Some fear the advent of AI but could it actually be beneficial to our careers, freeing our days from the mundane and adding value to our relationships at work?
While we’re used to seeing AI put to work on a production line or even in customer service chat facilities, the possibilities for the office and indeed our leisure time are becoming increasingly apparent.
There are several seemingly monotonous tasks that are already automated in the workplace, from gathering and organising customers’ information to sending a thank you note or a follow up sales interaction. Even something as simple as an auto signature cuts out the faff of getting a contract or agreement hand signed every time.
Finance is one area that has benefited in multiple ways from automatic generation of invoices, reminders or payments to scheduling and approving expense reports. HR is one of the more controversial uses of AI, replacing certain elements of recruitment such as face-to face interviews with virtual equivalents (with some observers worried about potential bias depending on who inputs the data that dictates how the algorithms perform) and even onboarding in some companies.
According to the Harvard Business Review nearly two thirds of current management tasks could be automated by 2025. A LinkedIn post on behalf of software firm Talcura Technologies puts a positive spin on this stating, “Managers will therefore have fewer routine tasks on their plates and more space for human relationships with employees.”
After a couple of years when face-to-face contact was kept to a Covid-mandated minimum, this opportunity for greater time for relationship building must surely be welcomed. This is particularly true for younger colleagues who might have missed out on crucial mentoring time. Plus, isn’t collaboration: forging greater connections with colleagues, an activity that is the cornerstone of what the workplace stands for post-pandemic.
With fewer routine tasks to take up their days, managers can spend more time on other employee-based issues such as discussions around access to flexible work, enhancing employee wellness and having conversations about diversity, inclusion and equity. Inclusivity is of course one of BW’s three layers – for our part, we have reflected on the way our organisation looks at present and are taking active steps to do things differently to ensure we provide a genuinely inclusive workplace.
With task automation, managers can also spend a greater proportion of their time developing their team’s careers and spending time encouraging up-skilling and re-skilling, as well as developing soft skills themselves, such as enhancing their emotional intelligence.
Extending this theory outside the office and into the general work environment, as far back as 2017 a joint study conducted by Oxford University and the Oxford Martin School estimated that nearly half of all jobs are ‘at risk’ of being automated by 2037.
With potentially fewer jobs to go round, could this pave the way for a universal basic income? Open AI CEO Sam Altman wrote about how “Software that can think and learn will do more and more of the work that people now do” in 2021. In a post entitled ‘Moore’s Law for Everything’ he added that “in as little as 10 years, AI could generate enough wealth to pay every adult in the US $13,500 per year.” Detractors of this scenario fear it might disincentive people from working.
Interestingly in a very recent interview, Altman, whose firm is responsible for ChatGPT called AI, “the greatest force for economic empowerment.” Launched in November 2022, the chatbot has grabbed many headlines since for its ability to mimic the written word impressively similar to humans’ own efforts. While Elon Musk called it ‘scary good’, everyone from university lecturers to journalists have raised concerns about its potential while the musician Nick Cave denounced its use in imitating his own songwriting as a “grotesque mockery of what it is to be human.” That said, there have been other creative uses which have been less vociferously rejected from brainstorming side hustles to writing jokes to coding, even poetry.

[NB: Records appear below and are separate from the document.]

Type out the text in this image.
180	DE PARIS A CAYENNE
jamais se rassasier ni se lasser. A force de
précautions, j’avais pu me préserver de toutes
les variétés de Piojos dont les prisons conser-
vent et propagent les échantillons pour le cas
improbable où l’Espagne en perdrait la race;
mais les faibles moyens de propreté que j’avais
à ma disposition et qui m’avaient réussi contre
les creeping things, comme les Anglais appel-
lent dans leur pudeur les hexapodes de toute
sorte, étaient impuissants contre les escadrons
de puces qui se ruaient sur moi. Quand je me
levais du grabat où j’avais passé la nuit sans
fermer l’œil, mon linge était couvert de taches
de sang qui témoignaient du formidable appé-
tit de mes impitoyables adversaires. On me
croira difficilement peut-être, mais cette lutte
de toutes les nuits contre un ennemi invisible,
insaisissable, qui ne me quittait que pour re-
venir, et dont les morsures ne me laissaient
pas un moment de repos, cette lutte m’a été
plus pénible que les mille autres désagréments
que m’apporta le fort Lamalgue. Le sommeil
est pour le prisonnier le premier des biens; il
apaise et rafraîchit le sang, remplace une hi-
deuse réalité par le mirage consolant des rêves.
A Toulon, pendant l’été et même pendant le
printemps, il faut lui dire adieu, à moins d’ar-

Illustrator Justyna Green recently prompted ChatGPT to explore issues women struggle with, such as the gender pay gap, body image and sexual harassment, using AI to compose a series of haikus. “This created a metaphor and an inspiration for my illustrations featuring alongside the poems,” she says, “I hope that the resulting works are an example of how AI can be harnessed by creatives to enhance their work and champion issues that are important to them.”
Like it or not AI is here to stay with the Harvard Business Review summing up its increasing adoption, ‘What automation can change for the better is the experience of work’.